Thursday, 20 March 2014

A Poem on birds by William Blake.


William Blake, the 18th and 19th century English poet, painter and engraver, is most remembered for his two linked collections of poems, Songs of Innocence and Songs of Experience.  Of all of Blake’s poems, people are most familiar with the oft-anthologized “The Tyger” from the latter volume, though he wrote many other poems worth reading (to say nothing of his inventive and delightful illustrations).  Because this is a bird-blog though, I will not be focusing on “The Tyger” or any other poem about mammals, but on “The Birds,” a poem that I might never have read had a nineteen year old Dante Gabriel Rossetti not found a notebook of Blake’s in The British Museum and bought it for ten shillings from a museum attendant.
The notebook, now usually known as “The Rossetti Manuscript,” held many literary treasures, among them “The Birds.”  The poem is a rather simple back-and-forth between a male bird and a female bird, apparently long separated, who are pleased as can be to have found each other.



The Birds

He. Where thou dwellest, in what grove,
Tell me Fair One, tell me Love;
Where thou thy charming nest dost build,
O thou pride of every field!

She. Yonder stands a lonely tree,
There I live and mourn for thee;
Morning drinks my silent tear,
And evening winds my sorrow bear.

He. O thou summer’s harmony,
I have liv’d and mourn’d for thee;
Each day I mourn along the wood,
And night hath heard my sorrows loud.

She. Dost thou truly long for me?
And am I thus sweet to thee?
Sorrow now is at an end,
O my Lover and my Friend!

He. Come, on wings of joy we’ll fly
To where my bower hangs on high;
Come, and make thy calm retreat
Among green leaves and blossoms sweet.

I don’t think there are any deep meanings to be found in the poem, just (just?) beautiful language and the heartening image of two lost lovers having found each other after a long absence.  Perhaps this is how all songbirds feel when they pair up on prime breeding grounds after a long migration.

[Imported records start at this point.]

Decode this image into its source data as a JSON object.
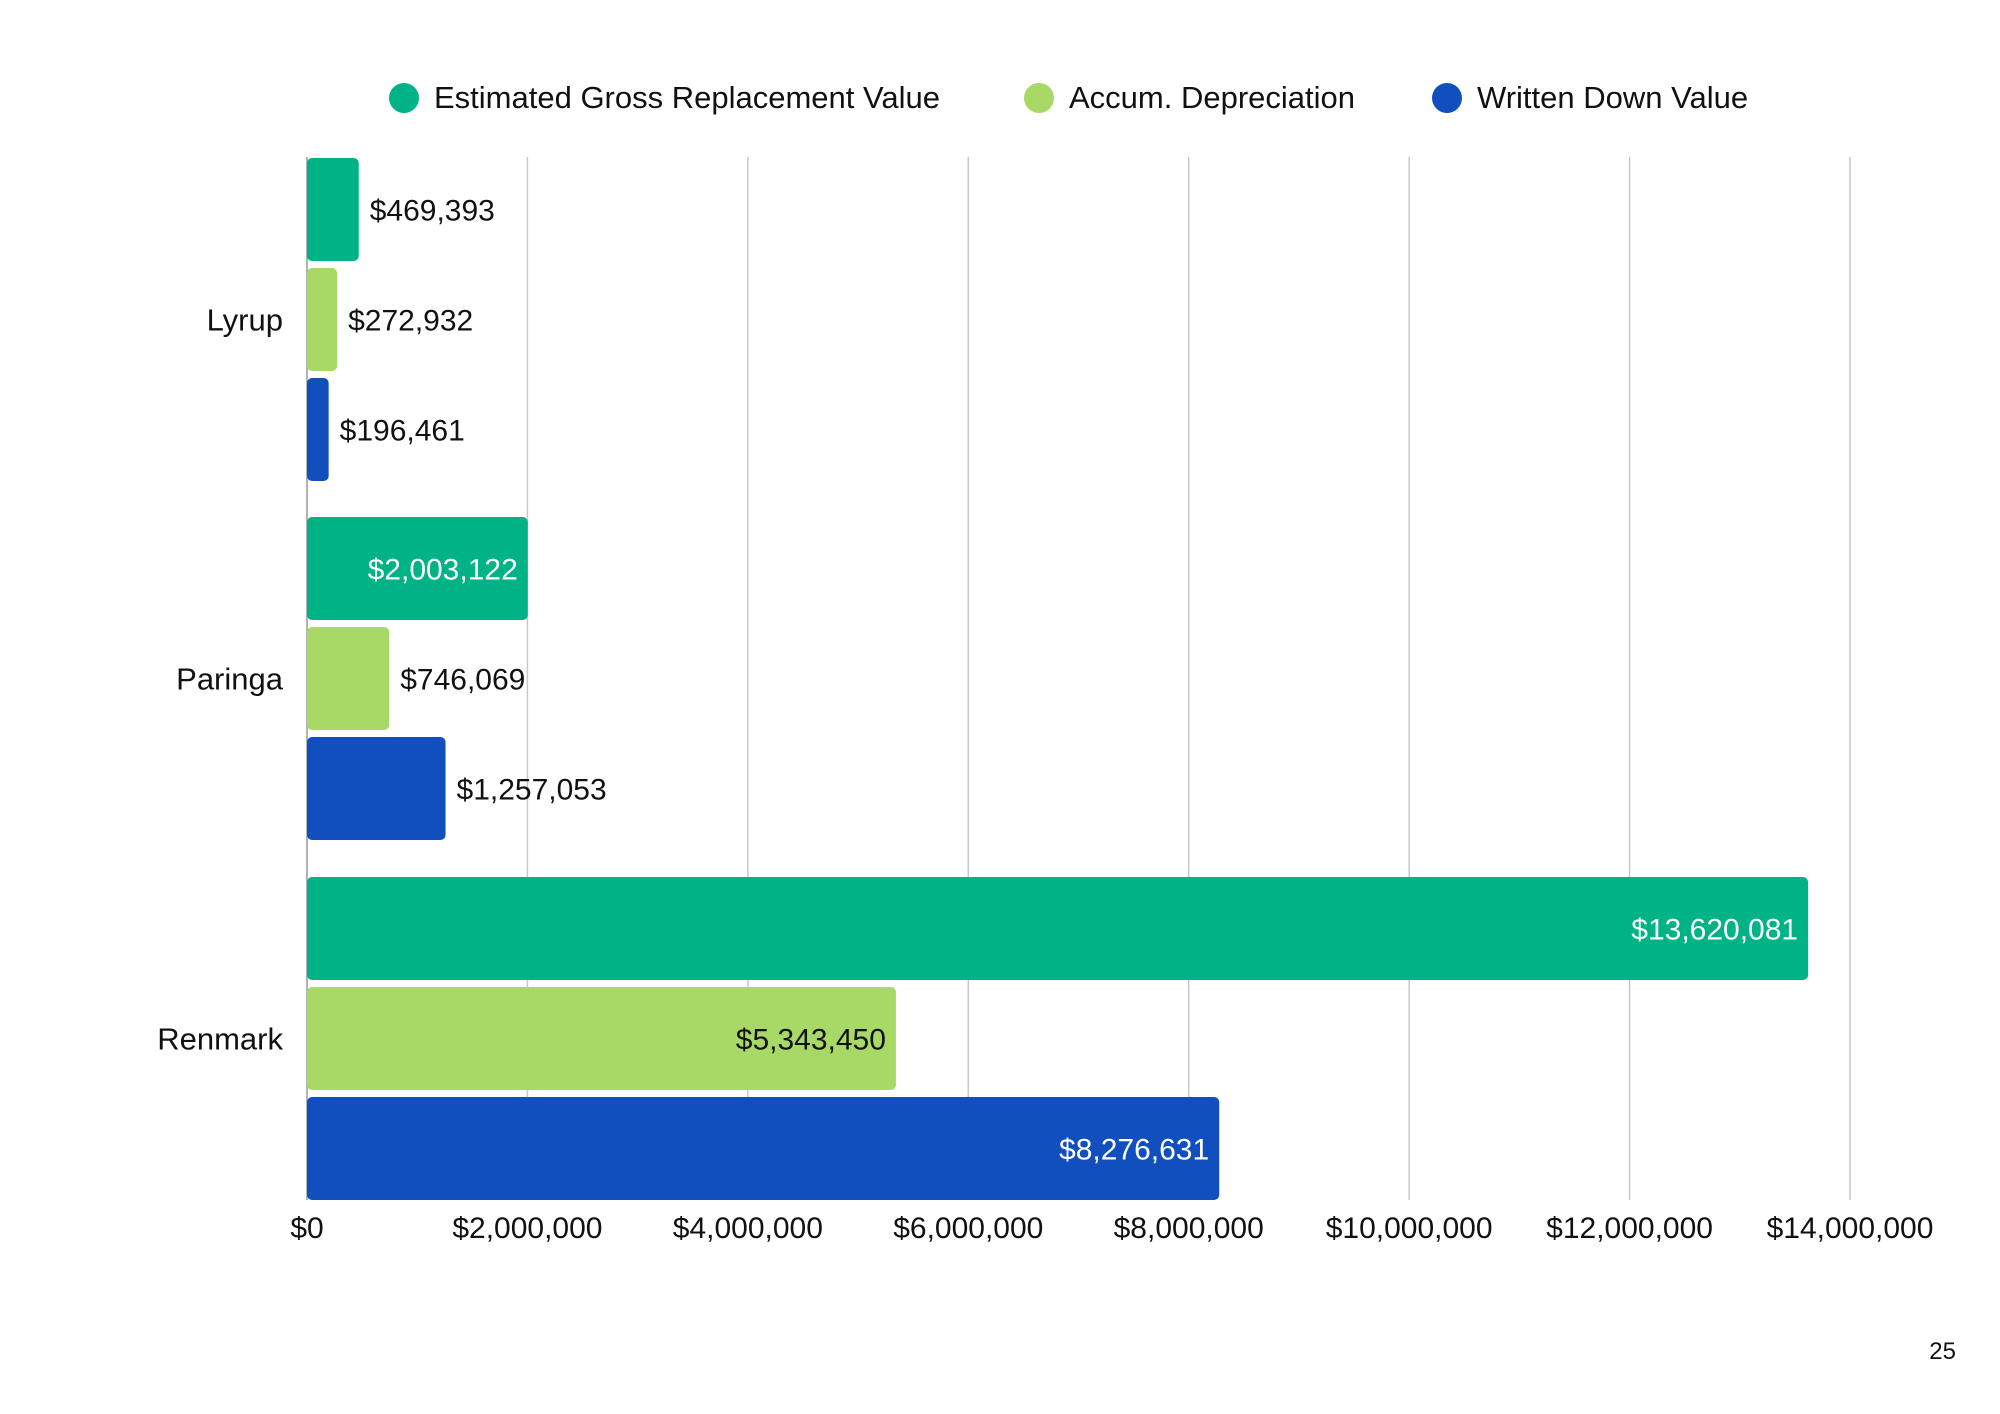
{
  "page": {
    "page_number": "25"
  },
  "colors": {
    "gross": "#00b386",
    "depreciation": "#a8d966",
    "written_down": "#104fbd",
    "grid": "#c8c8c8",
    "text_dark": "#111111",
    "text_light": "#ffffff"
  },
  "chart_data": {
    "type": "bar",
    "orientation": "horizontal",
    "categories": [
      "Lyrup",
      "Paringa",
      "Renmark"
    ],
    "series": [
      {
        "name": "Estimated Gross Replacement Value",
        "values": [
          469393,
          2003122,
          13620081
        ],
        "labels": [
          "$469,393",
          "$2,003,122",
          "$13,620,081"
        ]
      },
      {
        "name": "Accum. Depreciation",
        "values": [
          272932,
          746069,
          5343450
        ],
        "labels": [
          "$272,932",
          "$746,069",
          "$5,343,450"
        ]
      },
      {
        "name": "Written Down Value",
        "values": [
          196461,
          1257053,
          8276631
        ],
        "labels": [
          "$196,461",
          "$1,257,053",
          "$8,276,631"
        ]
      }
    ],
    "xlim": [
      0,
      14000000
    ],
    "xticks": [
      0,
      2000000,
      4000000,
      6000000,
      8000000,
      10000000,
      12000000,
      14000000
    ],
    "xtick_labels": [
      "$0",
      "$2,000,000",
      "$4,000,000",
      "$6,000,000",
      "$8,000,000",
      "$10,000,000",
      "$12,000,000",
      "$14,000,000"
    ],
    "title": "",
    "xlabel": "",
    "ylabel": "",
    "grid": true,
    "legend_position": "top"
  }
}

Those who tire of a lonely mockingbird singing its heart out all night long can certainly understand the male bird saying “And night hath heard my sorrows loud” though it is extremely unlikely that Blake, who never traveled more than a day’s walk from London, ever heard a mockingbird.  And anyone who has heard the exuberant song of a Bobolink in flight can appreciate “the wings of joy.”